Travelling constantly is actually hard. It doesn’t solve your problems and it will not allow you to run away from your problems for long.

Travelling is amazing for perspective around your issues and gives you a blank slate to deal with them away from your normal surroundings.

Here’s a list of things I’ve struggles with:
1. Lack of stability – I’ve realised that I crave stability, even when I’m travelling. This is why I don’t travel constantly.

2. Sickness – In most popular third-world DN countries, jokes about diarrhoea and dengue etc are commonplace. Being sick regularly makes me crave home and to be taken care of. I miss my Dad a lot at these times.

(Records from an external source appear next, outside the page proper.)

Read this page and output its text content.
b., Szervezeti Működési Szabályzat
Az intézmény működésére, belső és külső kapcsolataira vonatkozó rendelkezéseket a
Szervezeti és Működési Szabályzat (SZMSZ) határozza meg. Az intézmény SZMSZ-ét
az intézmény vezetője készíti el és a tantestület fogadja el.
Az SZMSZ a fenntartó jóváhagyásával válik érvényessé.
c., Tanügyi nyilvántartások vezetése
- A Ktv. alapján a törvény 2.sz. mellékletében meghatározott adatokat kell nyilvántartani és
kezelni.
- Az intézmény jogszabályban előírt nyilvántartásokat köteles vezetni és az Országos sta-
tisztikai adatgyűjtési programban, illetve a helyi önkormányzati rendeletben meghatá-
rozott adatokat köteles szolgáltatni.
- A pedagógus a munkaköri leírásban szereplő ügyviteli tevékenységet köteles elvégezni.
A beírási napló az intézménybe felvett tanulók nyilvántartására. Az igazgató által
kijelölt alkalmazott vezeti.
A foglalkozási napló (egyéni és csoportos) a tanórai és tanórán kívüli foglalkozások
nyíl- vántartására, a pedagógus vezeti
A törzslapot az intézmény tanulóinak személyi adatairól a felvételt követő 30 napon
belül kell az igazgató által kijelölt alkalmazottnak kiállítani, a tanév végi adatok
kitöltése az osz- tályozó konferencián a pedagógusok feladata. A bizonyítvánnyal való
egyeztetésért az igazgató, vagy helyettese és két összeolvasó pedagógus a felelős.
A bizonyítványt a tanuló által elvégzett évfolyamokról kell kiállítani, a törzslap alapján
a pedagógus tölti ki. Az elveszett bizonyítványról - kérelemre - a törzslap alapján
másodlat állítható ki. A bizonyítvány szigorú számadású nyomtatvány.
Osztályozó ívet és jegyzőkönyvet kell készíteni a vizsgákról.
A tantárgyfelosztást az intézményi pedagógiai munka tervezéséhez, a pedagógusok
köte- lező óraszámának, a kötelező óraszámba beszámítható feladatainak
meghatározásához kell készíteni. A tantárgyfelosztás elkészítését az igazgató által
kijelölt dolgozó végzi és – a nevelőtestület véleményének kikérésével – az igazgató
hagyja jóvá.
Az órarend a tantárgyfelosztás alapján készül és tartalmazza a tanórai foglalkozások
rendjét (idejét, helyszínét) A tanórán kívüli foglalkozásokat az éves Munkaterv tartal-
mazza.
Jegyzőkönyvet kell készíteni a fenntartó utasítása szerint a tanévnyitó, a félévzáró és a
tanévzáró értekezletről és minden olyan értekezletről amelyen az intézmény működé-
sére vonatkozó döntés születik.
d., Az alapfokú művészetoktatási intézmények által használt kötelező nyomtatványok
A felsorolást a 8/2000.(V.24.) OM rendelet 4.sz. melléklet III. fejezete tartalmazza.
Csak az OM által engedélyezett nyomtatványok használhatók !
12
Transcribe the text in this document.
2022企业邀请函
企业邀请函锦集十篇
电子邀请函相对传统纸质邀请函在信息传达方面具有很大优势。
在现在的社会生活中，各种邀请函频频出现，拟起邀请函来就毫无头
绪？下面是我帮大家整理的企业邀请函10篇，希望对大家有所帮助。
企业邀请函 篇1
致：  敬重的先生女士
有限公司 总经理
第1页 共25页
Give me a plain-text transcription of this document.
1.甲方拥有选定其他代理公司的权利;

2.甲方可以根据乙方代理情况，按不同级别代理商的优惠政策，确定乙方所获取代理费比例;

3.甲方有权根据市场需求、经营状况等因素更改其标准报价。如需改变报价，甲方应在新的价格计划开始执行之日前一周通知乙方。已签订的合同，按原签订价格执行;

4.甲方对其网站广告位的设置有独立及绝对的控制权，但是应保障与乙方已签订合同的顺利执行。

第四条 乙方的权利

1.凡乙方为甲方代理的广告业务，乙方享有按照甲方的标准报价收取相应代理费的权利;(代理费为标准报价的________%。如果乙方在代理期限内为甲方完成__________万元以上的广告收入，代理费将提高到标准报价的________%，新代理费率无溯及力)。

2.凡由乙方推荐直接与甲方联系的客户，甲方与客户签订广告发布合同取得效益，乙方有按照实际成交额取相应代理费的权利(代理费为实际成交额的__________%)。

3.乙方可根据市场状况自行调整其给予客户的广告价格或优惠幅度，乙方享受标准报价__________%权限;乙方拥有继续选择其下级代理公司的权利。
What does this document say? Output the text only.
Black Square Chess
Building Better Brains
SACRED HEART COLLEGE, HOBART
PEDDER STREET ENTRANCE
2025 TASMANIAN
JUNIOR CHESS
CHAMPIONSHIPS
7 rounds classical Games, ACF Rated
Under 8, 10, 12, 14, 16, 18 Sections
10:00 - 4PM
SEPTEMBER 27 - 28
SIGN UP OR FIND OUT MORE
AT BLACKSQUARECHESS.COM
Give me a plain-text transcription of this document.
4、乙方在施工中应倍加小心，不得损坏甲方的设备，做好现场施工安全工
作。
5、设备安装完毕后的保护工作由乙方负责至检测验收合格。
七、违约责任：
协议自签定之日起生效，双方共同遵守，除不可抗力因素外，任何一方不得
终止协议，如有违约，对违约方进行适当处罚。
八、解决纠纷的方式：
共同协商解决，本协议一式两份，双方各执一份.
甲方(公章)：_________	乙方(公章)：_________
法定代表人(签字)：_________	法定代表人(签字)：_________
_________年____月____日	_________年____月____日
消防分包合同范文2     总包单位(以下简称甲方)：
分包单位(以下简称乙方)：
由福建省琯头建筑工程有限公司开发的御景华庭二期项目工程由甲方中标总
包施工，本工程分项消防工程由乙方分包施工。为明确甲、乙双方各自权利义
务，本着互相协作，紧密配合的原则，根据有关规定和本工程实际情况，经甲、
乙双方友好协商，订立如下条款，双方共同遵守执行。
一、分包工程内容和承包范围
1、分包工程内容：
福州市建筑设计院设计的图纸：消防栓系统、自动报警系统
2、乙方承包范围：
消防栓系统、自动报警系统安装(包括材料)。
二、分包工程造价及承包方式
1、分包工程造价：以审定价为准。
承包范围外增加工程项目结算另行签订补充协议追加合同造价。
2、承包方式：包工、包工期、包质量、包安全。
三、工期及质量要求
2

3. Loneliness – With constantly transient friendships, it’s hard to make real friendships. We can be friends with many people (my friend list on facebook has gone from <200 to >700 since I started travelling. It’s great that we can reconnect with people on the other side of the world but the novelty expires pretty quickly when you realise you still have a handful of friends you really care about.

If you’re new to this, here’s are the ways I’ve been able to deal with it:

1. I allow myself the space to feel the issues, deal with it in a healthy way and change things if they’re not working. After all this is my adventure.

2. Talk about it – DN’s tend to have similar problems and it binds us together.

3. Feel the problems and really deal with it – Being away from home allows us the space to learn new things without old habits/people getting in the way.

4. Create your own adventure – Don’t feel bad about wanting to go home or realising you don’t want to travel constantly. This whole adventure is yours and you create whatever makes you happy.

5. Go home – This is an option digital nomads don’t like to consider. It feels like giving up. But sometimes you need to go travelling to really appreciate what you have at home. I have really come to appreciate the stability of being home.

To the point where I’m considering being at home for the next few months.

Take care of yourself. Screw holding onto what you thought you want before you started travelling.

Allow yourself the freedom to change your mind.

Before I travelled, I thought of myself as being some whose home was ‘the world’. Nowadays, I realise my home is where I find stability.